L’Assemblée Nationale a un air de déjà vu.
M. Cette promotion est aujourd’hui aussi présente sur les réseaux sociaux que dans la rue. Pourquoi avoir choisi d’être présent sur de l’affichage plutôt qu’ailleurs ?

J.H. J’essaie d’avoir un impact dans le réel tout en me servant des réseaux sociaux. Je ne fais pas les choses pour les réseaux sociaux. C’est le piège où peuvent tomber les jeunes générations, en pensant que les réseaux sociaux sont une fin en soi. Aujourd’hui, une campagne d’affichage sauvage va avoir un impact pour créer une notoriété notamment pour une jeune marque. L’impact du réel a encore pour moi un sens. J’ai été aussi un des premiers à utiliser les modules de publicité sur Facebook. Ce qui m’a toujours intéressé sur les réseaux sociaux c’est que tu peux toucher beaucoup de monde à moindre coût. Facebook m’a d’ailleurs invité à une conférence pour en parler.

M. Avec tes affiches, tu laisses une empreinte physique dans nos rues. C’est un jeu de piste volontaire avec le passant ?

J.H. Il y a plein de sens qui viennent se greffer à l’action principale. C’est annexe tout en ayant un intérêt. Si t’y vois un sens c’est qu’il existe. Je marque un chemin, une empreinte, une trace, rien que par le fait de circuler pour les poser.

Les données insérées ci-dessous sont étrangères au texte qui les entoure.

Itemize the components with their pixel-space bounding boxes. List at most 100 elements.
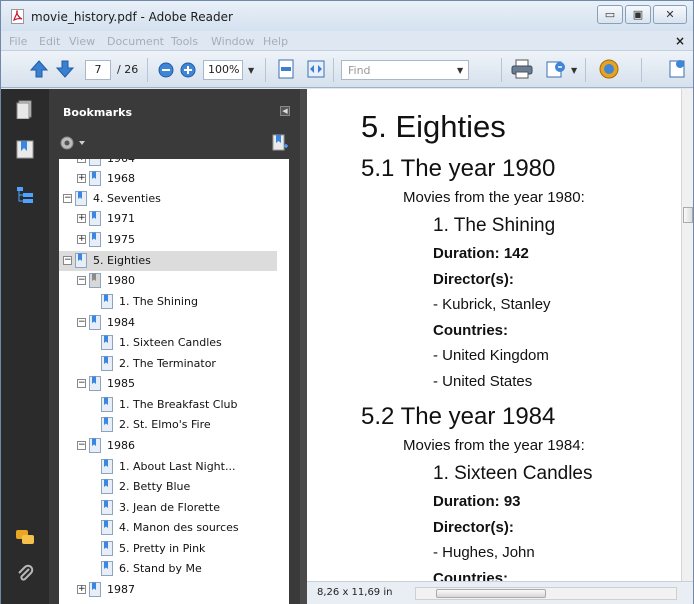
print-icon[interactable] [511,59,533,79]
bookmark-item[interactable]: 3. Jean de Florette [59,498,277,518]
previous-page-button[interactable] [29,59,49,79]
movie-title: 1. Sixteen Candles [433,463,593,484]
page-thumbnails-icon[interactable] [15,99,35,119]
menu-document[interactable]: Document [107,35,164,48]
bookmark-icon [75,191,87,206]
fit-page-icon[interactable] [277,59,295,79]
collapse-icon[interactable]: − [77,276,86,285]
bookmark-icon [89,376,101,391]
expand-icon[interactable]: + [77,235,86,244]
share-dropdown-icon[interactable]: ▼ [571,66,577,75]
bookmark-options-icon[interactable] [59,135,89,151]
bookmark-icon [89,438,101,453]
bookmark-item[interactable]: +1975 [59,230,277,250]
collapse-icon[interactable]: − [77,318,86,327]
bookmark-label: 1975 [107,233,135,246]
toolbar: 7 / 26 100% ▼ Find ▼ ▼ [1,51,693,88]
collapse-icon[interactable]: − [63,256,72,265]
collaborate-icon[interactable] [597,58,621,80]
find-dropdown-icon[interactable]: ▼ [457,66,463,75]
bookmarks-panel-icon[interactable] [15,139,35,159]
bookmark-item[interactable]: 5. Pretty in Pink [59,539,277,559]
menu-file[interactable]: File [9,35,27,48]
panel-splitter[interactable] [300,89,307,604]
bookmark-item[interactable]: 1. Sixteen Candles [59,333,277,353]
fit-width-icon[interactable] [307,59,325,79]
bookmark-item[interactable]: − 1984 [59,313,277,333]
bookmark-icon [101,459,113,474]
expand-icon[interactable]: + [77,214,86,223]
expand-icon[interactable]: + [77,174,86,183]
bookmark-item[interactable]: 2. St. Elmo's Fire [59,415,277,435]
structure-tree-icon[interactable] [15,185,35,205]
heading-chapter: 5. Eighties [361,109,506,144]
bookmark-icon [89,211,101,226]
document-scroll-thumb[interactable] [683,207,693,223]
bookmark-label: 1987 [107,583,135,596]
bookmark-item[interactable]: 1. The Shining [59,292,277,312]
bookmark-item[interactable]: 2. Betty Blue [59,477,277,497]
bookmark-item[interactable]: 2. The Terminator [59,354,277,374]
bookmark-item[interactable]: 6. Stand by Me [59,559,277,579]
close-document-button[interactable]: × [675,34,685,48]
director-label: Director(s): [433,271,514,288]
zoom-level-input[interactable]: 100% [203,60,243,80]
collapse-icon[interactable]: − [77,379,86,388]
zoom-out-button[interactable] [157,61,175,79]
menu-edit[interactable]: Edit [39,35,60,48]
minimize-button[interactable]: ▭ [597,5,623,24]
bookmark-label: 1964 [107,159,135,165]
panel-collapse-button[interactable]: ◀ [280,106,290,116]
bookmark-icon [101,541,113,556]
page-number-input[interactable]: 7 [85,60,111,80]
bookmark-item[interactable]: 4. Manon des sources [59,518,277,538]
section-intro: Movies from the year 1980: [403,189,585,206]
bookmark-item[interactable]: − 5. Eighties [59,251,277,271]
next-page-button[interactable] [55,59,75,79]
new-bookmark-icon[interactable] [272,134,288,152]
attach-share-icon[interactable] [545,59,567,79]
movie-duration: Duration: 142 [433,245,529,262]
zoom-in-button[interactable] [179,61,197,79]
bookmark-icon [101,335,113,350]
find-input[interactable]: Find [341,60,469,80]
attachments-icon[interactable] [15,563,35,583]
toolbar-separator [501,58,502,82]
maximize-button[interactable]: ▣ [625,5,651,24]
country-item: - United Kingdom [433,347,549,364]
comments-icon[interactable] [15,527,35,547]
comment-tools-icon[interactable] [667,58,687,80]
bookmark-item[interactable]: − 4. Seventies [59,189,277,209]
menu-help[interactable]: Help [263,35,288,48]
expand-icon[interactable]: + [77,159,86,163]
bookmark-item[interactable]: − 1986 [59,436,277,456]
document-vertical-scrollbar[interactable] [681,89,693,581]
toolbar-separator [585,58,586,82]
bookmark-item[interactable]: +1987 [59,580,277,600]
bookmark-icon [89,315,101,330]
menu-view[interactable]: View [69,35,95,48]
panel-title: Bookmarks [63,106,132,119]
bookmark-item[interactable]: 1. The Breakfast Club [59,395,277,415]
status-bar: 8,26 x 11,69 in [307,581,693,604]
document-horizontal-scrollbar[interactable] [415,587,677,600]
bookmark-icon [101,397,113,412]
menu-tools[interactable]: Tools [171,35,198,48]
horizontal-scroll-thumb[interactable] [436,589,546,598]
bookmark-label: 4. Manon des sources [119,521,239,534]
expand-icon[interactable]: + [77,585,86,594]
bookmark-label: 1. The Breakfast Club [119,398,238,411]
bookmark-item[interactable]: 1. About Last Night... [59,457,277,477]
close-window-button[interactable]: ✕ [653,5,687,24]
collapse-icon[interactable]: − [77,441,86,450]
bookmark-item[interactable]: +1971 [59,209,277,229]
bookmark-item[interactable]: +1964 [59,159,277,169]
bookmark-item[interactable]: − 1980 [59,271,277,291]
bookmark-item[interactable]: − 1985 [59,374,277,394]
collapse-icon[interactable]: − [63,194,72,203]
zoom-dropdown-icon[interactable]: ▼ [248,66,254,75]
minimize-icon: ▭ [604,8,616,21]
bookmark-item[interactable]: +1968 [59,169,277,189]
bookmark-label: 2. Betty Blue [119,480,191,493]
menu-window[interactable]: Window [211,35,254,48]
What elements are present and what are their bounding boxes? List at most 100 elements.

On élit John au Palais de Tokyo ?
M. Le plus intéressant dans ton projet, c’est que t’utilises les outils de la propagande en désamorçant leur finalité politique ?

J.H. Totalement. Il a plein d’exemples très parlants comme le sujet des migrants qui divisent beaucoup les gens. Je n’aime pas me servir de la misère pour faire ma promotion. Bansky est venu par exemple créer une œuvre sur les murs du Bataclan… Mais je n’ai pas besoin qu’il me dise ce qu’il s’est passé. Certains artistes pensent servir des sujets ou des causes. Les artistes ont peut-être un impact sur le monde, pour ma part je suis beaucoup plus humble. Quand je vois qu’il n’y a pas de talent et que ça relève de l’utilisation, ça me dérange. Et les propositions les plus radicales comme celles de Piotr Pavlenski [NDLR : condamné pour avoir incendié la Banque de France] sont pour moi un constat d’échec dès lors que tu finis sous les barreaux. C’est un jeu avec les limites de la société, entre ce qui est acceptable et ne l’est pas. Ma stratégie est de pouvoir rentrer à la maison.

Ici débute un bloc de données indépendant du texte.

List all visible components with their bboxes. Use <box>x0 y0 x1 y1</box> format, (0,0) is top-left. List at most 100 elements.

John s’est invité à l’ouverture de la FIAC au Palais de Tokyo.
M. Où est-ce que tu te places dans ce jeu avec le milieu de l’art contemporain ?

J.H. Là où j’ai commencé à les taquiner, c’était avec les expositions pirates. Au Palais de Tokyo [NDLR : John a projeté son visage sur la façade pour l’ouverture de la FIAC], je les ai appelé pour leur dire que je m’étais auto-programmé. Ma question est de savoir qui fait l’art et pour moi c’est très simple : ce sont les artistes et pas les directeurs d’exposition. J’ai compris qu’il serait plus intéressant de m’inviter que d’être invité. Il y a tout un jeu de pouvoir avec l’intervention des vigiles qui se mettent devant le projecteur, l’équipe du Palais de Tokyo qui vient m’impressionner en montrant leurs cartes, ou quand l’ex-directeur descend me voir en personne. Tout se termine par de la censure et du plagiat : ils ont organisé une projection sur la façade pour l’exposition suivante.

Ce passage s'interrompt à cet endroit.